IDDQ failure diagnosis is here
When I first read about IDDQ test in the early 90s, it seemed that the claims were too good to be true. IDDQ is a test method that finds defects by monitoring the current flow through VDD while the IC is in the quiescent, or quiet, state. Test had always been fairly complex and the claims that IDDQ testing got massive defect detection with just a few patterns and no circuit output measurements other than current didn't seem possible. After reading about silicon results, I realized it was something special. Indeed, it was quickly adopted throughout the IC test industry.
IDDQ test is common at many companies and accounts for a significant proportion of defect detection. Many people speculated that the increasing quiescent leakage current with newer fabrication processes and higher levels of integration would make IDDQ obsolete. IDDQ technology has, however, managed to keep pace with the test demands of newer devices. It provides detection of many defects and often uniquely detects defects that are missed by other tests. There are faster IDDQ measurement devices and techniques such as delta IDDQ that have enabled IDDQ to continue to be important in many test environments. Because IDDQ can uniquely detect some defects, it is very important for products such as automotive parts to have the ability to diagnose why devices are failing IDDQ tests.
The one historical shortcoming of IDDQ is that there was no way to automatically diagnose and pinpoint the root cause of a failed IDDQ test. Traditional PFA (physical failure analysis) takes too long for any device in volume production or ramping up to volume production. Wouldn't you like to know what was causing IDDQ patterns to fail? Fortunately, that problem is now solved; devices that fail IDDQ tests can now be diagnosed.
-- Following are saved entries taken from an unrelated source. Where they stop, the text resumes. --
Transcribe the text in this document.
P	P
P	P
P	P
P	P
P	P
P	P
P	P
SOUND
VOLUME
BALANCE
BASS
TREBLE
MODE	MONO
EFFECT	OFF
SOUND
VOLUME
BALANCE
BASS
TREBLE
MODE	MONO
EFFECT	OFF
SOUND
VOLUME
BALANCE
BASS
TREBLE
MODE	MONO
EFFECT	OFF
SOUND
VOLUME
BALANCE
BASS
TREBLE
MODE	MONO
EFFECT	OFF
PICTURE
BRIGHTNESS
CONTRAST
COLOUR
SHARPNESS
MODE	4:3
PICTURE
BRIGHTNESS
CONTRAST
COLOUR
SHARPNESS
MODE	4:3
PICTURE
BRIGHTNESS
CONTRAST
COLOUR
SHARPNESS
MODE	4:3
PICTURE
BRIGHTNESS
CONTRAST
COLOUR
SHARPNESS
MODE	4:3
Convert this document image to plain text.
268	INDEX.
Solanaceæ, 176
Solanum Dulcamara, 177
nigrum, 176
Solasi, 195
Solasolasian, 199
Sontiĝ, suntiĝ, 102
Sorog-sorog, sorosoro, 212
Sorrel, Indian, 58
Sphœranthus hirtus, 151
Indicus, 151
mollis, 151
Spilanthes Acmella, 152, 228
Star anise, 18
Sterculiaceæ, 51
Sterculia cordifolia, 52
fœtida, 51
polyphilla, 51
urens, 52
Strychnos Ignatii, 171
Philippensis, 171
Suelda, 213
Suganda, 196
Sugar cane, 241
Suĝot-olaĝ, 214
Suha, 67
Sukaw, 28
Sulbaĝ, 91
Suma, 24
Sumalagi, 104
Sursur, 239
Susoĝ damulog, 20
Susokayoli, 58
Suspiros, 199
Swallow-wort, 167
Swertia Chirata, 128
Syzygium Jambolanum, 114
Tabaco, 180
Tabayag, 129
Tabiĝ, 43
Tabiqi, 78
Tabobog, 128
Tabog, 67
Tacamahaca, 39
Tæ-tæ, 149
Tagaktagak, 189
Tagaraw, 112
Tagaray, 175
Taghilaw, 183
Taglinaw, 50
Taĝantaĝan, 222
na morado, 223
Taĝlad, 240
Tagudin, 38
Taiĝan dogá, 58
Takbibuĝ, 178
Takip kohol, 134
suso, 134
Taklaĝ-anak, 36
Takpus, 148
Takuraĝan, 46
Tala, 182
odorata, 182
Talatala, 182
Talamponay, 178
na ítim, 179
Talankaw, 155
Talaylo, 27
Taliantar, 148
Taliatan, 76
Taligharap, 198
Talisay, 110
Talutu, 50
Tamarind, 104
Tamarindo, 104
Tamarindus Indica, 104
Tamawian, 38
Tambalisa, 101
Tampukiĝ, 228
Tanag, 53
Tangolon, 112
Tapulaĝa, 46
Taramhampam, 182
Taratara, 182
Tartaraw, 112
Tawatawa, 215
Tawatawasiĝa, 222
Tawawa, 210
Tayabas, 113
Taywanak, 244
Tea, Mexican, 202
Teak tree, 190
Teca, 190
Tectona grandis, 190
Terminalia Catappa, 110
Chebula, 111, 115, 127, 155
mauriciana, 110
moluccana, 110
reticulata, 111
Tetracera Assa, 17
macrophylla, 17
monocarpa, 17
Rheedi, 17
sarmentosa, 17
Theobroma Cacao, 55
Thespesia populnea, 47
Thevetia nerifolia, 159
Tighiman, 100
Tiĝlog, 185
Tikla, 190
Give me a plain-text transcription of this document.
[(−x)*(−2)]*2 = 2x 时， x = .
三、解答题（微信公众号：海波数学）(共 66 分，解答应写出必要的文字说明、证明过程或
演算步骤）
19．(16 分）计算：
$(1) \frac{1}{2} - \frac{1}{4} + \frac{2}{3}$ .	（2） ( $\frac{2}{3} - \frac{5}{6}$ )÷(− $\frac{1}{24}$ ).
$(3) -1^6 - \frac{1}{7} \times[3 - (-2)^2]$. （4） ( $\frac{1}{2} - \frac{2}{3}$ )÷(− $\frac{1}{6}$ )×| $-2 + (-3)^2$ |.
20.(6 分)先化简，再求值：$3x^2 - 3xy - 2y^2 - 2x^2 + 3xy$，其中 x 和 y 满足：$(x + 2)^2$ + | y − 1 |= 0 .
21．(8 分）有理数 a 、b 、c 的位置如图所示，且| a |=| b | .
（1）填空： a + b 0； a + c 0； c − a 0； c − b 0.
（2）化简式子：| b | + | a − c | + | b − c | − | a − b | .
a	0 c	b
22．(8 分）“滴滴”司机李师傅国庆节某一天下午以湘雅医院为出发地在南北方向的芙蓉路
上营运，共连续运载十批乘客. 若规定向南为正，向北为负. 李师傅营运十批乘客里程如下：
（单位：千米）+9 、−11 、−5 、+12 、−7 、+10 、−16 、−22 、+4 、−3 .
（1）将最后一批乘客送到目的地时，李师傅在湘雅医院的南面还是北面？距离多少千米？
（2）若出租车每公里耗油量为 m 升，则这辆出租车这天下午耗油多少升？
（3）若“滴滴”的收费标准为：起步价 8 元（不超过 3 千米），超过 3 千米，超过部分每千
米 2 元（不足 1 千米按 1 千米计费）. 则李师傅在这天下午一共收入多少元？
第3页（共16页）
There is usually enough distinction between the patterns with too much current and patterns with normal current to allow failing patterns to be considered as failing and have diagnosis applied. Unlike stuck-at, transition, or most other scan patterns, however, IDDQ has the current measurement as an observation point only. The other techniques literally have all scan cells—over one million of them for a large design—as observation points. Recently, a new automated IDDQ diagnosis method was introduced that can handle multiple defects. In published research, a 130 nm automotive device used this IDDQ method to successfully diagnose defects in two products. A single defect was reported 87% of the time in one product and 71% in the other. Because the IDDQ diagnosis was proven to work effectively and produce good resolution, it is expected to work well with DDYA (diagnosis driven yield analysis) for yield improvement. See figure below.
Current signature of a device with suspected multiple IDDQ defects before and after sorting. If spatially different leakage paths exist in the chip, they will activate different leakage currents. Diagnosis will stop at the second jump if the second failing cluster is caused by a different defect.